A Bologna, a margine della presentazione della seconda parte della campagna di raccolti fondi a sostegno di Emergency “Non uno di più”, Giorgio Monti, medico bolognese tornato da Gaza ha raccontato la realtà di questo territorio tra tende, macerie e migliaia di invalidi. 

Resta difficile la situazione a Gaza per la mancanza di cibo, acqua, medicinali e con i bombardamenti ancora presenti nonostante la tregua. A raccontarlo Giorgio Monti, medico dell’Ospedale Sant’Orsola di Bologna e coordinatore della clinica Emergency a Gaza, tornato da poco in città e pronto a ripartire. 500 le persone visitate ogni giorno, con oltre 4mila bambini che hanno subito l’amputazione di almeno un arto a causa del conflitto.Una testimonianza a margine della presentazione della campagna di raccolta fondi “Non uno di più”. 800 le donazioni già effettuate (online tramite il sito di Emergency, del Sant’Orsola e dell’Ausl di Bologna) e oltre 41mila euro raccolti: l’obiettivo è quello di arrivare a 100mila euro.

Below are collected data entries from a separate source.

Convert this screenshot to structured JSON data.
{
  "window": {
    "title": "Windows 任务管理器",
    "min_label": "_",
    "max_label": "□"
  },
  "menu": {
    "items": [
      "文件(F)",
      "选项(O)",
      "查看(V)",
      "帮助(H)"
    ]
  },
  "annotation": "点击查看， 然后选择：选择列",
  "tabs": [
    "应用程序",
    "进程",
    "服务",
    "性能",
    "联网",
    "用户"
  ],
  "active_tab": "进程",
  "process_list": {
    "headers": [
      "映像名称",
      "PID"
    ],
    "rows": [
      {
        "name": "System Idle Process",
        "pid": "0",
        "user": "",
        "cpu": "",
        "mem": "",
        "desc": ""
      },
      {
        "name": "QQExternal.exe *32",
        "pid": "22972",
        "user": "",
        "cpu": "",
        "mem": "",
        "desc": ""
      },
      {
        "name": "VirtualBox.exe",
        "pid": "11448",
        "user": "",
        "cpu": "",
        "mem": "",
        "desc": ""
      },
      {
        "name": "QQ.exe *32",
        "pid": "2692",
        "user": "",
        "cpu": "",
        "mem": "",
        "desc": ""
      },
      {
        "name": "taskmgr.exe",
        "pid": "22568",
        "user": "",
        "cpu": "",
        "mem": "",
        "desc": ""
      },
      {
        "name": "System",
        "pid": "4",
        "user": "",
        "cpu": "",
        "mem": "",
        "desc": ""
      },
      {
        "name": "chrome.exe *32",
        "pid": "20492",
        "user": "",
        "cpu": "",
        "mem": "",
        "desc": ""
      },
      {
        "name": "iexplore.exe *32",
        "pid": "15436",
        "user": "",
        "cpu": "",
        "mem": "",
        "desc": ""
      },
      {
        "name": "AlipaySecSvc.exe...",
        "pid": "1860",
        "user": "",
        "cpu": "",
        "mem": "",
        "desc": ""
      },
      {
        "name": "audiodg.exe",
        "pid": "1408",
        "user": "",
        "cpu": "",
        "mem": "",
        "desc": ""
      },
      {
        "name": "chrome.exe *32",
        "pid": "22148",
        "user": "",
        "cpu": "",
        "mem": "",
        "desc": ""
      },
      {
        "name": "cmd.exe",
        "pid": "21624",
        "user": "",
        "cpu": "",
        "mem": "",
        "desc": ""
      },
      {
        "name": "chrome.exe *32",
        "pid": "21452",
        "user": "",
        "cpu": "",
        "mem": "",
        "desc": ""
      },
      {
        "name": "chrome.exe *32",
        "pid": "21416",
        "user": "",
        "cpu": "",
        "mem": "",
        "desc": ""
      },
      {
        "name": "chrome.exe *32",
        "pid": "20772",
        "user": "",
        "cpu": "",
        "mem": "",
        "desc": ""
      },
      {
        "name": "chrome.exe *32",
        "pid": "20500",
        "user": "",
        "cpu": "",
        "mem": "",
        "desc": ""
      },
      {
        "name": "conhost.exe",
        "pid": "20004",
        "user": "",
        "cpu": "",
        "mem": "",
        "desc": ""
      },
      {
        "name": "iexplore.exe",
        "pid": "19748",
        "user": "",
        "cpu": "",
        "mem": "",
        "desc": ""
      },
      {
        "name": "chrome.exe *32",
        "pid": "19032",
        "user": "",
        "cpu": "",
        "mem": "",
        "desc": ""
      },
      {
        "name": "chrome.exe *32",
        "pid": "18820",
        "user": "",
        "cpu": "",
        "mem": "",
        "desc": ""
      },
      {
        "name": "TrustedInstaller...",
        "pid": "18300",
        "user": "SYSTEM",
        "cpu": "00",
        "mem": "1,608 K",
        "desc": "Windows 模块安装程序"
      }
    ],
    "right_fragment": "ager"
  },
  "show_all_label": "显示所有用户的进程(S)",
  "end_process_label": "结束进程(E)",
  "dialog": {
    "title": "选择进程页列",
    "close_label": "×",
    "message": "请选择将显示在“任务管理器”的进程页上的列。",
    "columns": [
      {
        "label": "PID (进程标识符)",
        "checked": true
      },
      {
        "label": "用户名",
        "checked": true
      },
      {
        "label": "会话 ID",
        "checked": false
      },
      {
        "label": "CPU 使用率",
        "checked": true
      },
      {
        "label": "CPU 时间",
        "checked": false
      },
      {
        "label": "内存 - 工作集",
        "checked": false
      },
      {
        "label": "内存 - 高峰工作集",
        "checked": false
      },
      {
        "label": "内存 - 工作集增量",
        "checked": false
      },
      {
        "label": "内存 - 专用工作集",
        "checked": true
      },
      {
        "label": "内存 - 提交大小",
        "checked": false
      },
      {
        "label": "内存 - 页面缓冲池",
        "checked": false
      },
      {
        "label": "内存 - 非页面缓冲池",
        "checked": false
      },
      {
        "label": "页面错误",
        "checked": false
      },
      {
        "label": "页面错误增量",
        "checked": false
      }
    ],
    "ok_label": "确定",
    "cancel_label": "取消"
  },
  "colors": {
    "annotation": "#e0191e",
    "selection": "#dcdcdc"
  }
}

Quella a Gaza “non è una pace. È una tregua, peraltro guerreggiata. Le bombe si sentono ancora e la situazione è la stessa di mesi fa: drammatica”. A testimoniarlo è Giorgio Monti, Coordinatore medico clinica di Emergency a Gaza e medico del Policlinico Sant’Orsola di Bologna, in città per qualche giorno prima di tornare alla sua missione umanitaria. “La situazione a Gaza è sostanzialmente la stessa di mesi fa- spiega, incontrando la stampa oggi in Sala Borsa- abbiamo meno bombe nella zona umanitaria, che non significa assenza di bombe. E la situazione sul campo è la stessa: non ci sono ospedali, non c’è cibo, l’acqua è un bene prezioso. Nella nostra clinica, dove abbiamo ancora farmaci, non abbiamo garze e le stiamo tagliando in quattro per farle durare di più per le medicazioni. Quindi la situazione è ancora assolutamente drammatica".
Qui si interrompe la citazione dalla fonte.